December 3, 2010 | by Andrew Kameka
Skype is a leader in video chat, but it hasn’t been available on Android since the company’s spat with third-party client Fring. After Nimbuzz was asked to remove Skype from its application months later, I suggested that Skype was embracing a business strategy built on control and exclusivity.
Could mobile video chat be part of that strategy?
GigaOM Mobile’s Ryan Lawler reports that Skype is adding 20-30 members to its mobile engineering team, though the company obviously didn’t reveal why. But Lawler, like any sane person would, can’t help but suggest that this could be Skype adding manpower to build video chat into its mobile applications.
Skype video chat is an in-demand service, with 4 out of 10 calls on the desktop being video-based. However, the absence of a video chat client has become increasingly frustrating in an era where front-facing cameras are appearing on popular smartphones. A video demo I made of Skype mobile-to-desktop amassed more than 100,000 views, and the Androinica YouTube account has been cluttered with comments and messages from people asking how to do it since Fring was blocked from accessing Skype.
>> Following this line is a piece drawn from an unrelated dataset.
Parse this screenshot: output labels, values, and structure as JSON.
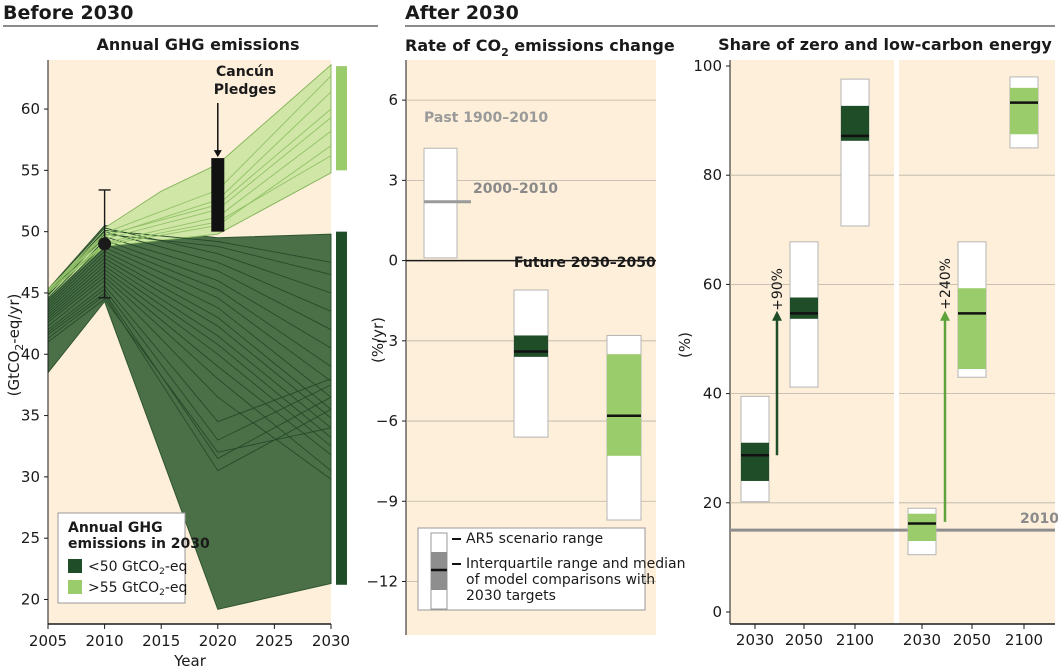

The recent wave of hiring could just be that Skype needs more people to increase compatibility of its voice-calling apps. The Android version is currently inaccessible to about 17% of Android users, and there is currently no app for Windows Phone 7. But it’s also possible that Skype recognized the growing demand and potential value of mobile video calling. Hiring 20 new engineers could accelerate Skype’s attempt to catch-up to Fuze, Yahoo! and other competitors.
Skype claimed back in May that it planned to “set the bar” on video calls and do it this year, but the clock is running out. Let’s hope they meet their timeline.